Firstly, with the best spinners in form, having delivered in a place where swing and seam thrives, India's Deepti Sharma registered an excellent bowling performance taking three wickets in 8.3 overs while conceding 47 runs.
Secondly, in the league match against England, India had their tails up especially when setting targets, where Smriti Mandhana, Poonam Raut and Mithali Raj posted a total of 281 in a victory against England.
Thirdly, India's rotation of players is leading the charge towards victory.

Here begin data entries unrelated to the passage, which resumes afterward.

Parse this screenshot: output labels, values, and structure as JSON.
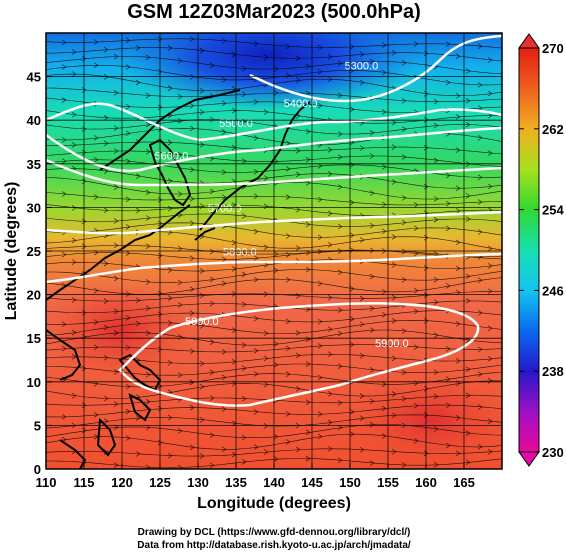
{
  "title": "GSM 12Z03Mar2023 (500.0hPa)",
  "xlabel": "Longitude (degrees)",
  "ylabel": "Latitude  (degrees)",
  "credit_line1": "Drawing by DCL (https://www.gfd-dennou.org/library/dcl/)",
  "credit_line2": "Data from http://database.rish.kyoto-u.ac.jp/arch/jmadata/",
  "chart_data": {
    "type": "heatmap",
    "xlim": [
      110,
      170
    ],
    "ylim": [
      0,
      50
    ],
    "x_ticks": [
      110,
      115,
      120,
      125,
      130,
      135,
      140,
      145,
      150,
      155,
      160,
      165
    ],
    "y_ticks": [
      0,
      5,
      10,
      15,
      20,
      25,
      30,
      35,
      40,
      45
    ],
    "colorbar": {
      "min": 230,
      "max": 270,
      "ticks": [
        230,
        238,
        246,
        254,
        262,
        270
      ]
    },
    "contours": [
      {
        "label": "5300.0",
        "lon": 151.5,
        "lat": 45.8
      },
      {
        "label": "5400.0",
        "lon": 143.5,
        "lat": 41.5
      },
      {
        "label": "5500.0",
        "lon": 135.0,
        "lat": 39.2
      },
      {
        "label": "5600.0",
        "lon": 126.5,
        "lat": 35.5
      },
      {
        "label": "5700.0",
        "lon": 133.5,
        "lat": 29.5
      },
      {
        "label": "5800.0",
        "lon": 135.5,
        "lat": 24.5
      },
      {
        "label": "5900.0",
        "lon": 130.5,
        "lat": 16.5
      },
      {
        "label": "5900.0",
        "lon": 155.5,
        "lat": 14.0
      }
    ],
    "grid": true
  }
}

In a gradual process starting off with Mandhana and Raut shifting to Mithali, Ekta Bisht and Rajeshwari and now with the focus successfully on Harmanpreet Kaur, there seems to be the right action at the right time.
Fourth ought to be the current performance of Mandhana and Mithali that resembles Kapil Dev's performance that lifted the Indian spirits in 1983.
Lastly, the Indians have peaked at the right time, with more aggression in body language, slides, dives and even conversion of half chances into run outs.
Where each of India's top three batters have posted centuries so far in the tournament and with left-arm spinners claiming regular wickets, England's Nat Sciver has the ability to turn the match upside down having scored two centuries in their matches against New Zealand and Pakistan.
The three-time World Cup Champions will pose a tough challenge against India, come Sunday.